44. In the NOPR, the Commission proposed to approve IRO-006-4 as just, reasonable, not unduly discriminatory or preferential, and in the public interest.[25] The Commission also proposed to approve the Reliability Standard based on the interpretation that using a TLR procedure to mitigate an IROL violation is a violation of the Reliability Standard. The Commission asked for comments on whether any compromise in the reliability of the Bulk-Power System may result from the removal and transfer to NAESB of the business-related issues formerly contained in Reliability Standard IRO-006-3. In addition, the Commission proposed to direct the ERO to modify the violation risk factors assigned to Requirements R1 through R4 by raising them to “high.”

4. Comments

45. The Commission received comments on the NOPR proposal. Because the Final Rule does not approve or remand the proposed Reliability Standard and, rather, directs the ERO to submit a filing that provides an explanation regarding specific language of one requirement of IRO-006-4, the Commission will address the comments in a future issuance in this proceeding.

5. Commission Determination

46. Because the Commission has concern regarding the understanding of certain language of Requirements R1 and R1.1 of IRO-006-4, the Commission is not approving or remanding the proposed Reliability Standard at this time. Rather, the Commission directs that the ERO, within 15 days of the effective date of this Final Rule, submit a filing that provides an explanation regarding specific language of Requirements R1 and R1.1 of IRO-006-4. The Commission will then issue a notice allowing public comment on the ERO's filing, and will act on the proposed Reliability Standard in a future issuance in this proceeding.

47. In the Final Blackout Report, an international team of experts studying the causes of the August 2003 blackout in North America recommended that NERC “[c]larify that the transmission loading relief (TLR) process should not be used in situations involving an actual violation of an Operation Security Limit.” [26] Based on the Final Blackout Report recommendation, the Commission, in Order No. 693, directed NERC to develop a modification to the TLR procedure (IRO-006-3) that “(1) includes a clear warning that the TLR procedure is an inappropriate and ineffective tool to mitigate actual IROL violations and (2) identifies in a Requirement the available alternatives to mitigate an IROL violation other than use of the TLR procedure.” [27]

48. In response to this directive, NERC proposed in Requirement R1.1 of IRO-006-4 that “[t]he TLR procedure [for the Eastern Interconnection] alone is an inappropriate and ineffective tool to mitigate an IROL violation due to the time required to implement the procedure.” (Emphasis added.) The Commission is concerned whether this language is adequate to satisfy the concern of the Final Blackout Report and Order No. 693. Specifically, we note that the use of the term “alone” seems to imply that a TLR procedure could be used in response to an actual violation of an IROL whereas the Final Blackout Report recommendation would prevent the use of the TLR procedure in such situations.
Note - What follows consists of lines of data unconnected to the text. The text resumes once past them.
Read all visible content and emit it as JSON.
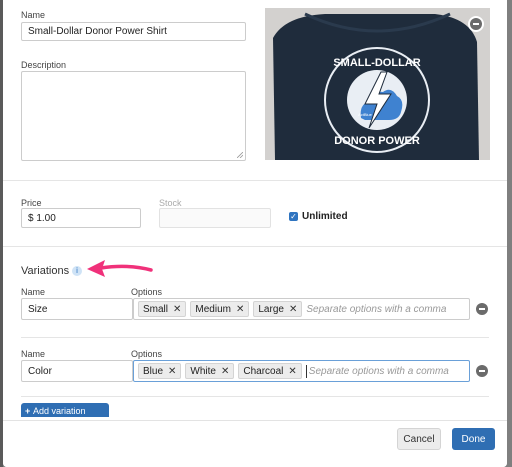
{
  "product": {
    "name_label": "Name",
    "name_value": "Small-Dollar Donor Power Shirt",
    "description_label": "Description",
    "description_value": "",
    "image": {
      "shirt_text_top": "SMALL-DOLLAR",
      "shirt_text_bottom": "DONOR POWER",
      "badge_text": "ActBlue"
    }
  },
  "pricing": {
    "price_label": "Price",
    "price_value": "$ 1.00",
    "stock_label": "Stock",
    "stock_value": "",
    "unlimited_label": "Unlimited",
    "unlimited_checked": true
  },
  "variations": {
    "title": "Variations",
    "info_icon": "i",
    "rows": [
      {
        "name_label": "Name",
        "options_label": "Options",
        "name_value": "Size",
        "options": [
          "Small",
          "Medium",
          "Large"
        ],
        "placeholder": "Separate options with a comma"
      },
      {
        "name_label": "Name",
        "options_label": "Options",
        "name_value": "Color",
        "options": [
          "Blue",
          "White",
          "Charcoal"
        ],
        "placeholder": "Separate options with a comma"
      }
    ],
    "add_button_label": "Add variation"
  },
  "footer": {
    "cancel_label": "Cancel",
    "done_label": "Done"
  },
  "colors": {
    "primary": "#2f6eb3",
    "annotation_arrow": "#f0317a"
  }
}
Moreover, Requirement R1 of IRO-006-4 further appears to contradict the Final Blackout Report recommendation by allowing a reliability coordinator to implement transmission loading relief procedures to mitigate not only potential SOL or IROL violations but also actual SOL or IROL violations.[28] The Commission is concerned that Recommendation 31 of the Final Blackout Report and the directive in Order No. 693, both of which state the TLR procedures should not be used in situations involving an actual violation of an IROL, may not be clearly addressed in the proposed Reliability Standard.

49. The Commission notes that an entity is not prevented from using the TLR procedure to avoid a potential IROL violation before a violation occurs. If, while a TLR procedure is in progress, an IROL violation occurs, it is not necessary for the entity to terminate the TLR procedure. However, the Commission believes that it is inappropriate and ineffective to rely on the TLR procedure, even in conjunction with another tool, to address an actual IROL violation.

50. Therefore, the Commission does not approve or remand IRO-006-4. Rather, the Commission directs the ERO to submit a filing, within 15 days of the effective date of this Final Rule, that provides an explanation regarding Requirements R1 and R1.1 of IRO-006-4. Specifically, in light of the above discussion, the Commission directs the ERO to provide an explanation regarding the phrase “[t]he TLR procedure alone is an inappropriate and ineffective tool to mitigate an IROL violation * * *” Further, the ERO should explain whether Requirements R1 and R1.1 only allow the TLR procedure to be continued when already deployed prior to an actual IROL violation or, alternatively, whether Requirements R1 and R1.1 allow use of the TLR procedure as a tool to address actual violations after they occur. If the latter, the ERO is directed to explain why this application is not contrary to both Blackout Report Recommendation 31 and the Commission's determination in Order No. 693. The ERO's filing should include an explanation of those actions that are acceptable, and those that are unacceptable, pursuant to Requirement R1 and R1.1.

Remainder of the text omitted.